Percussions extrêmes

Par Réjean Beaucage / 5 novembre 2003


Quelques oeuvres se sont fait une place dans l'Histoire à coups de baguettes et de maillets !

Les précurseurs

Les grands émancipateurs de la percussion à l'orchestre sont Stravinski (le Sacre du Printemps [1913], L'Histoire du soldat [1918] ou Les Noces [1923]) et, bien sûr, Edgar Varèse. Avec Ionisation, composée de 1929 à 1931 et créée à New York le 6 mars 1933 sous la direction de Nicolas Slonimski, Varèse offre au monde la première oeuvre occidentale écrite exclusivement pour des percussions. Il existe des dizaines d'enregistrements de chacune de ces oeuvres. Pour le Sacre, j'avoue une préférence sentimentale pour la version de Charles Dutoit avec l'OSM, que Decca vient tout juste de rééditer dans la collection Éloquence (4751372). Pour L'Histoire du soldat, c'est encore Dutoit qui remporte la palme, avec un disque Erato (3984-24246-2, en vinyle à l'époque, mais « compacté » depuis) sur lequel il donne la version avec narrateur (Gérard Carrat, excellent) et le violoniste Nicolas Chumachenco, parfait. En ce qui concerne Les Noces, mon choix s'arrête sur la version du Pokrovsky Ensemble, paru en 1994 chez Nonesuch (7559793352). C'est chanté en russe (la création avait été en français), comme Stravinski l'avait conçu, et les quatre pianos sont synchronisés par ordinateur, ce qui ne plaît pas à tout le monde. Pour Varèse, l'enregistrement de Boulez avec le Chicago Symphony Orchestra (Deutsche Grammophon, 471 137-2) vaut certes le détour, et il contient aussi Amériques, Arcana et Déserts (cette dernière, sans la bande prévue par le compositeur). Ce sont là des incontournables, certes, mais par lesquels l'émancipation de la percussion ne faisait que s'amorcer.
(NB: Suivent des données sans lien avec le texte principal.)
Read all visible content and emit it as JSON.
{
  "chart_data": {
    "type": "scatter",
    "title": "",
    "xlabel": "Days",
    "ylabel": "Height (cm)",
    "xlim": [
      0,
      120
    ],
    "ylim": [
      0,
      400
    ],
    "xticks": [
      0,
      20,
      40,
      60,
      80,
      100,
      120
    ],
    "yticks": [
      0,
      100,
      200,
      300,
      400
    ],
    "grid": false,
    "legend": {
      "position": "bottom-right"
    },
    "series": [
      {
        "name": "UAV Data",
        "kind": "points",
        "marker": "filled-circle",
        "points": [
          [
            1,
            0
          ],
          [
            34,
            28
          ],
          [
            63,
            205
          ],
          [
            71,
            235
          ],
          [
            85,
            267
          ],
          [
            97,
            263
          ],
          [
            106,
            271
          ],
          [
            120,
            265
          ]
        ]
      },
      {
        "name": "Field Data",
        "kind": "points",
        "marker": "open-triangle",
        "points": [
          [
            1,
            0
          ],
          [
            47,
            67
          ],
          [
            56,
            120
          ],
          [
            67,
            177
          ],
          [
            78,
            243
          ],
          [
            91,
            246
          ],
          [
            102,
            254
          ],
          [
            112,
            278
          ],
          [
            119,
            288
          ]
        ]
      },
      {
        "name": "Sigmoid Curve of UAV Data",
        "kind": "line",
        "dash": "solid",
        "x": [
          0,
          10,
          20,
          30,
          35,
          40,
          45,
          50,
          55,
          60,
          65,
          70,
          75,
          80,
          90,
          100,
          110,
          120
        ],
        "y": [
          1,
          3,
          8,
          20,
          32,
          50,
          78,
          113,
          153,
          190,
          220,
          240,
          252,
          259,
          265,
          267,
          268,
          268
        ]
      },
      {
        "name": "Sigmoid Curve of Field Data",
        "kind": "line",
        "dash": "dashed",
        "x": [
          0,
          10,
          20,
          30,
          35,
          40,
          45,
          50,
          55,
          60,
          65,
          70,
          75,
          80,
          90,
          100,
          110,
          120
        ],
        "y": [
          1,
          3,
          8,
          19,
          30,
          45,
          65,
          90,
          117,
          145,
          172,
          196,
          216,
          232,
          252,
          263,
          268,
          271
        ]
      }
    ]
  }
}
Permettez-moi de vous suggérer quelques autres compositeurs et enregistrements qui vous permettront d'approfondir l'infinie diversité des instruments de percussion.

John Cage

L'inventeur du piano préparé et du silence fertile, entre autres, a fondé à Seattle à la fin des années 30 l'un des premiers ensembles composés uniquement de percussionnistes. Ses First Construction – In Metal (1939), Second Construction (1940) et Third Construction (1941) sont regroupées sur un disque du Donald Knaack Percussion Ensemble paru chez Tomato en 1989 (réédité en 2003, TOM-2020). L'ahurissante prise de son donne à certaines de ces pièces des allures de réalisation électroacoustique. Comme sur le disque « Three2, Twenty-Three, Six, Twenty-Six » de Christina Fong (alto), Karen Krummel (violoncelle) et Glenn Freeman (percussion), paru chez OgreOgress Productions, sauf qu'ici il s'agit vraiment d'électroacoustique. En effet, pour réaliser ces numbered pieces, les musiciens ont dû s'enregistrer en multipistes (le chiffre indique le nombre d'instrumentistes et les pièces Three2 (1991) et Six (1991) sont écrites pour percussion seulement). Contre toute attente, il s'agit de pièces très douces, porteuses d'atmosphères méditatives, où la cymbale frottée à l'archet tient une grande place.

Michael Torke

L'amateur de rythmes davantage appuyés pourra se tourner vers le pétaradant Rapture -- Concerto for Percussion and Orchestra (2001). L'oeuvre en trois mouvements dure près de trente minutes et le percussionniste (Colin Currie ici, avec le Royal Scottish National Orchestra dirigé par Marin Aslop) n'a pratiquement pas le temps de respirer. La musique de Torke a été décrite comme l'une des plus optimiste de ces dernières années, ce que ce disque Naxos (série American Classics, 8.559167) confirme d'éclatante façon.

Jan Järvlepp

Tout aussi excessif, sinon plus, le Garbage Concerto (1996) de Järvlepp, pour « détritus recyclés et orchestre », permet quand même aux six percussionnistes du Kroumata Percussion Ensemble (l'un des plus actifs) de reprendre leur souffle dans son deuxième mouvement. On est quand même loin d'Ionisation : ici, le rythme soutenu est fait de roulements qui se répondent, presque à la manière d'une fanfare de parade. Le Kroumata joue avec le Singapore Symphony Orchestra, dirigé par Lan Shui, et l'oeuvre est couplée avec la « Rock » Symphony d'Imants Kalnins, composition d'une certaine naïveté sans être complètement inintéressante. Disque BIS, CD-1052. Aussi à surveiller : BIS vient de rééditer, parmi les trente disques de sa « 30th Anniversary Edition », les Carmina Burana de Carl Orff, version de chambre pour percussions, pianos, solistes et choeur, avec l'ensemble Kroumata, un enregistrement de 1995 d'une grande qualité. (BIS-CD-300734).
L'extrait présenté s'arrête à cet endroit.